The p + 1 on the right side preserves left-associativity:
(1 - 2) - 3 keeps its inner parens (because subtraction isn't
associative) but 1 - 2 - 3 doesn't need any.
Insertion of canonical whitespace
let x=1+2*3; print x ; → let x = 1 + 2 * 3;\nprint x;\n.
A formatter has one correct output per AST. Don't make whitespace configurable; that's gofmt's wisdom. Once teams agree, debates disappear.
Comments are hard
Our toy formatter strips comments because the parser drops them. A real formatter needs to:
- Carry comments through the AST (attach to neighbouring nodes).
- Distinguish leading vs. trailing comments.
- Reflow long lines without orphaning the comment.

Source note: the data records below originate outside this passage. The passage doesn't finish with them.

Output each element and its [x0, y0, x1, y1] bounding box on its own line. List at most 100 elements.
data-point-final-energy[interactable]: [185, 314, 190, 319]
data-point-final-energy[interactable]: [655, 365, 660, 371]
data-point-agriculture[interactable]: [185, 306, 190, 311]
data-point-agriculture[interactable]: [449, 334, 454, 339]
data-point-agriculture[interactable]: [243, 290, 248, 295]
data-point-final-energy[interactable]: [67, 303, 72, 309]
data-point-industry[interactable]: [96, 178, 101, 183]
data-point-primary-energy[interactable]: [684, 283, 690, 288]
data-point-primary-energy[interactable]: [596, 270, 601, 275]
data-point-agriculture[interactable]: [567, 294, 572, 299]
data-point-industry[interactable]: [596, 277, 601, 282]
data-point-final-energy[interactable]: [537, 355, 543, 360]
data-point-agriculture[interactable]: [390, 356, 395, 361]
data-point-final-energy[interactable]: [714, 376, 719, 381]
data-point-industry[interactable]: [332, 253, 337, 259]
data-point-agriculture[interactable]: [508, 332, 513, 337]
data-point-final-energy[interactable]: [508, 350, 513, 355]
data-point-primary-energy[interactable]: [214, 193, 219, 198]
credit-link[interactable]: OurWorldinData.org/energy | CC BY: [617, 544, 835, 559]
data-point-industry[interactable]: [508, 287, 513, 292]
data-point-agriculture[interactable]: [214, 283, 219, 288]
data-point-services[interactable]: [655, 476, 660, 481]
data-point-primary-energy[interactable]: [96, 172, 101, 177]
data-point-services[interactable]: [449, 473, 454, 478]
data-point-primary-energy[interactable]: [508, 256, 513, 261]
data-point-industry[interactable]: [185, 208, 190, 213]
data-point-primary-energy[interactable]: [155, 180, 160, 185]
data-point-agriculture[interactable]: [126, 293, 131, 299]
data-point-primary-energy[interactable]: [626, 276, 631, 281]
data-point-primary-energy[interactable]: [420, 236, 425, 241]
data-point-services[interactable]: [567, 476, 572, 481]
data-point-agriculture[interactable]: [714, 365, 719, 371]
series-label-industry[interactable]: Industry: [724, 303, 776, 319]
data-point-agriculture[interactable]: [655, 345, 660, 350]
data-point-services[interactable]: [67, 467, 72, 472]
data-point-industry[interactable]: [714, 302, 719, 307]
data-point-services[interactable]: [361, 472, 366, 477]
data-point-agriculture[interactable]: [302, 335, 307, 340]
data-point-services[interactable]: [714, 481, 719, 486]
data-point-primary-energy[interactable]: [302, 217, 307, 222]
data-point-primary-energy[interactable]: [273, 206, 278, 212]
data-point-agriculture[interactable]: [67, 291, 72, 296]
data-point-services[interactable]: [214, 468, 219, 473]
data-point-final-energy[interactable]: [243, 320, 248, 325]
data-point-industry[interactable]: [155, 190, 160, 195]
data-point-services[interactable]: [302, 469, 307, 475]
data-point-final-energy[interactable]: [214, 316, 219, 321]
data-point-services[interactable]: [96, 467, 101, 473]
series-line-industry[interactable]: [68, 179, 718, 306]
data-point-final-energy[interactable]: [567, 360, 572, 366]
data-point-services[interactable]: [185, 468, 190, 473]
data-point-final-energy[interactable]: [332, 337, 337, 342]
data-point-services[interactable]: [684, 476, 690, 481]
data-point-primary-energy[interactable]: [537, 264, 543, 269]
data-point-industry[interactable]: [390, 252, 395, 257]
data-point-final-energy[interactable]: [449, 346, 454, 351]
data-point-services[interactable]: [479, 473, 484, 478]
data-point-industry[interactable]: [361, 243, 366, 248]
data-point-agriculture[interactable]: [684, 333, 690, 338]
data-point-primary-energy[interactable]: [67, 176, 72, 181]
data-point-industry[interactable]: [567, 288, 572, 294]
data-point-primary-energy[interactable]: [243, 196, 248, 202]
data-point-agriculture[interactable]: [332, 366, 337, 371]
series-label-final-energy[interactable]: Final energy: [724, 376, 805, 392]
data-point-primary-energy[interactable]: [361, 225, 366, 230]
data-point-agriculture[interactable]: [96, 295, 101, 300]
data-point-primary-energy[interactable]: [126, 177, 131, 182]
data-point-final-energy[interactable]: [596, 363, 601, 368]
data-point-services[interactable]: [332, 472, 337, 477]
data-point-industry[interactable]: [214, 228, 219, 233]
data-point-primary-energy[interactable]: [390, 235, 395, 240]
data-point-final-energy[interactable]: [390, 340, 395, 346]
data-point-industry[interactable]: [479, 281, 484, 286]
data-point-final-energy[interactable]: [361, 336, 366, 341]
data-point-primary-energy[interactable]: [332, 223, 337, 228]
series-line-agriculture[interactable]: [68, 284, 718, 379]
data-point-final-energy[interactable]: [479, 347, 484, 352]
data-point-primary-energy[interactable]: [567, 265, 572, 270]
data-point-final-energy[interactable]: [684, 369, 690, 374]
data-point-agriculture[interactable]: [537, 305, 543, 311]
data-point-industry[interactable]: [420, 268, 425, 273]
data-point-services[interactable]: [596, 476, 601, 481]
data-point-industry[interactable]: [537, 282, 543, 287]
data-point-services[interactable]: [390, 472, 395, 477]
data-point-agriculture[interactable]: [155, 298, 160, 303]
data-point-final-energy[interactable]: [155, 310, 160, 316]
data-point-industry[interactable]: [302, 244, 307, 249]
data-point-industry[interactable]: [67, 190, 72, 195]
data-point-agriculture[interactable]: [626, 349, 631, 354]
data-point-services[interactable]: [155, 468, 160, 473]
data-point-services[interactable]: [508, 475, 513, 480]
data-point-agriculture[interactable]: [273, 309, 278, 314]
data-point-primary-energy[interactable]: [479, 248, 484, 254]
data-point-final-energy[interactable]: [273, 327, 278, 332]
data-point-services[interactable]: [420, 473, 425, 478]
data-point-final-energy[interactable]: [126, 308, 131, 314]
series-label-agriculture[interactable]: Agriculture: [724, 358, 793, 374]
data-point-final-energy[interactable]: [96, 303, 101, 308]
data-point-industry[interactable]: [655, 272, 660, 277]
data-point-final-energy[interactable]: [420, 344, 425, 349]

This is where rustfmt, prettier, and gofmt all sink most of their implementation budget. The simple case (no comments) is fine for our educational scope.
Beyond plain text
- AST → diff for refactorings (rename a variable, output is a formatted version with the new name everywhere).
- AST → HTML for documentation (syntax-highlighted source).
- AST → AST transformations (CST-preserving rewrites for codemod-style tools).
These all start with a clean formatter.